If the Tempe Bike Co-Op were to offer free services as the Poly location did, Harris estimates it would cost USGT $250,000 a year compared to Poly’s $30,000 a year.
“I’ve never had my bike serviced at the Tempe location for that reason. I go to the Tempe location if I need air or if I need to ask a quick question,” said Darrell Jackson, a senior studying computer science and geological sciences and frequent Bike Co-Op customer.
Unlike the Tempe location, the Poly location houses 74 bikes and 26 longboards free to rent for up to two weeks at a time, Harris said. The bikes are also issued out with a U-lock.
"Unfortunately our space does not allow (the Tempe location) to have enough room to hold that many bikes so we don’t do bike rentals or longboard rentals," Dziawura said.

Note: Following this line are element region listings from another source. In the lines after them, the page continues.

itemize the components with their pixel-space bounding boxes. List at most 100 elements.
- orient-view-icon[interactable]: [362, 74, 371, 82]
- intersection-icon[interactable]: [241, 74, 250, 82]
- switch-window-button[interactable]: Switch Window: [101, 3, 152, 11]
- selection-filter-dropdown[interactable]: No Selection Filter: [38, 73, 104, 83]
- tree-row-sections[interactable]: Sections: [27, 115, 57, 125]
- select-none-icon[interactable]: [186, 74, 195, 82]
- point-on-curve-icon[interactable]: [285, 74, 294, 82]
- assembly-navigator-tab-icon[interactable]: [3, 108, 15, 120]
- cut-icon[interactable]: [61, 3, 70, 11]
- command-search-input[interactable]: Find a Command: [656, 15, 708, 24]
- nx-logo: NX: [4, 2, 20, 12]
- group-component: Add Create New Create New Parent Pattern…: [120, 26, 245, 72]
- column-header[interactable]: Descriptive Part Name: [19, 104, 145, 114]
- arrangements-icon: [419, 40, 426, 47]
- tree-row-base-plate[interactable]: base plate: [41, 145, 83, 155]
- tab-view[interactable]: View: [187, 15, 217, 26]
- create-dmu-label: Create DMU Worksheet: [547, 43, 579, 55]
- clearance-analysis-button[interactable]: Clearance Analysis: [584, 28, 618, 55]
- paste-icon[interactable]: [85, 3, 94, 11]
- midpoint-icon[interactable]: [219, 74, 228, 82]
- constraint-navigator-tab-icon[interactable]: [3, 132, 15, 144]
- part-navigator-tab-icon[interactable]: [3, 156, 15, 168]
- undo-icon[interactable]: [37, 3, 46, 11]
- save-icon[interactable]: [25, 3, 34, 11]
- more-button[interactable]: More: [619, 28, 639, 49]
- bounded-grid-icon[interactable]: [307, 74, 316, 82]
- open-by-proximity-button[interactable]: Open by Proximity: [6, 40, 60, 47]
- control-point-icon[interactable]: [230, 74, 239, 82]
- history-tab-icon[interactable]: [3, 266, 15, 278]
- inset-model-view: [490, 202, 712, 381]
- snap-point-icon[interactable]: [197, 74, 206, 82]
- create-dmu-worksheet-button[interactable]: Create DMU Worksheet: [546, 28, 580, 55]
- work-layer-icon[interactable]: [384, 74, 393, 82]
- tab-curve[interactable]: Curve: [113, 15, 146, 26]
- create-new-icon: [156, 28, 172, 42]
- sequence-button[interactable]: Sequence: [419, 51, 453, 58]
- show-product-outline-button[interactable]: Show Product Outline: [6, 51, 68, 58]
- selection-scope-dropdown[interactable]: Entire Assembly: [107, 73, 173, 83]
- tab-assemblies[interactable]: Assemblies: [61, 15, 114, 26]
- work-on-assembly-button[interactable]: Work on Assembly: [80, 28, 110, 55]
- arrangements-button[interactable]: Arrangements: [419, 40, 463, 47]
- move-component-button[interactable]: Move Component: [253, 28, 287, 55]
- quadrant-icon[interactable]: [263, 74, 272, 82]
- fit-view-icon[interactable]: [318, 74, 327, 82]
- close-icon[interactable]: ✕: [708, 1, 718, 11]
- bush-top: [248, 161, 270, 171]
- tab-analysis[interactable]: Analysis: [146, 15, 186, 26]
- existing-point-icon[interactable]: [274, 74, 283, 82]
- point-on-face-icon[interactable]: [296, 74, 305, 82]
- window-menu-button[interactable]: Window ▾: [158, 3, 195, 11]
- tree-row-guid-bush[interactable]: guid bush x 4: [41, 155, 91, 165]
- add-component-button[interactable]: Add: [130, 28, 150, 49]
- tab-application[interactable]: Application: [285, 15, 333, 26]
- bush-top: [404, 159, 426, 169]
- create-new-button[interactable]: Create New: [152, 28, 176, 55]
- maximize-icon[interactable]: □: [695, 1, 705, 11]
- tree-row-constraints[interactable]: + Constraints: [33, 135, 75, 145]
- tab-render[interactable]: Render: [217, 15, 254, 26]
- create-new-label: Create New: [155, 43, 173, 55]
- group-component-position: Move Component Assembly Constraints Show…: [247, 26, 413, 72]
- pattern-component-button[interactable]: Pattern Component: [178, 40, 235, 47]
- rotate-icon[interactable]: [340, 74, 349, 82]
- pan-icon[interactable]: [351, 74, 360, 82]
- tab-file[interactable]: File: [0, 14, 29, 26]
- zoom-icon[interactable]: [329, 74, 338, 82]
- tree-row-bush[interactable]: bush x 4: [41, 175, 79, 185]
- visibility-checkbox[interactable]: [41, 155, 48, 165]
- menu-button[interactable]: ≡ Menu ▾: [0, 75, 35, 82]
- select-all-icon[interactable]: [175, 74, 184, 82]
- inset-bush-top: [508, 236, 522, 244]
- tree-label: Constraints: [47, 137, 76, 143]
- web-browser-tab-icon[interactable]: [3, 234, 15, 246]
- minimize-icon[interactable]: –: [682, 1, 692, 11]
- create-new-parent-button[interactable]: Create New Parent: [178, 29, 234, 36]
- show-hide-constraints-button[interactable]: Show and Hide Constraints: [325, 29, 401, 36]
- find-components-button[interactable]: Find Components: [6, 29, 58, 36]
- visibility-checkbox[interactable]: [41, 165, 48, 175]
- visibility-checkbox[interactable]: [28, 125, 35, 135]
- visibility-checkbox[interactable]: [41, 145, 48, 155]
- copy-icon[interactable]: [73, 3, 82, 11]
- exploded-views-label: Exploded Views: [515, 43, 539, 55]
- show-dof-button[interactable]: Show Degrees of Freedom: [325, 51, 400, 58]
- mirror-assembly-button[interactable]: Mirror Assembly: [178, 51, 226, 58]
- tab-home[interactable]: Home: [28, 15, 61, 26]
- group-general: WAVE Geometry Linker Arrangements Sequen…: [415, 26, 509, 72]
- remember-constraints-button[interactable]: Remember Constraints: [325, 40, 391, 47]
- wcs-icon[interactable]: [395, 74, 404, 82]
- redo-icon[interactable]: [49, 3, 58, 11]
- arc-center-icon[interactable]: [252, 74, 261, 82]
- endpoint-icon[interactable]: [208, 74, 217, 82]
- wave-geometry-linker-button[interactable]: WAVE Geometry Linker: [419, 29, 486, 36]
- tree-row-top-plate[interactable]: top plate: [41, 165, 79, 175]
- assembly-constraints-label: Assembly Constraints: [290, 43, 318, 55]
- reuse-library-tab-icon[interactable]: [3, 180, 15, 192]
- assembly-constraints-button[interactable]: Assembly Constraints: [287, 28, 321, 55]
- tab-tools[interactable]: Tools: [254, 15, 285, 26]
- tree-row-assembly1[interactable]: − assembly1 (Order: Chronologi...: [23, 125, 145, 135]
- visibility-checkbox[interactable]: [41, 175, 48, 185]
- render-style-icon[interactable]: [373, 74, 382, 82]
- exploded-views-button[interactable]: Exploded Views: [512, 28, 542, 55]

Dziawura said USGT has considered offering rentals in the future, but it's not possible with their current space.
Though the two locations are very different, they've adopted the same operations to adapt to the COVID-19 pandemic.
Dziawura said the mechanics are diligent about wearing masks and sanitizing bikes before and after working on them. Harris said they also sanitize the entire shop twice a day and wipe communal surfaces every two hours. They also created an appointment system to limit the number of people in the shop.
“(This) is also something we didn’t do in the past but has ended up turning into a super helpful and beneficial thing for our mechanics. So I think that even after COVID we are going to stick with that procedure,” Dziawura said.
According to Harris, the co-ops have seen a significant drop in customers through the pandemic.
“Obviously with less students on campus we’ve seen a lot less students come in. But we really thought it was important no matter what to be open for those students that are on campus to get those bikes fixed,” Dziawura said. “It really wasn’t an option for us to look at that as a reason to close.”
According to Dziawura, the ASU Bike Co-Ops are funded by student fees which are appropriated by USG.
The ASU Poly Bike Co-Op is open at the Sun Devil Fitness Center Monday through Thursday from 9 a.m. to 4 p.m. and on Fridays from 10 a.m. to 3 p.m. Reservations can be made here.
The ASU Tempe Bike Co-Op is open inside the SDFC Monday through Friday from 11 a.m. to 4 p.m. and appointments are made through the SDFC website.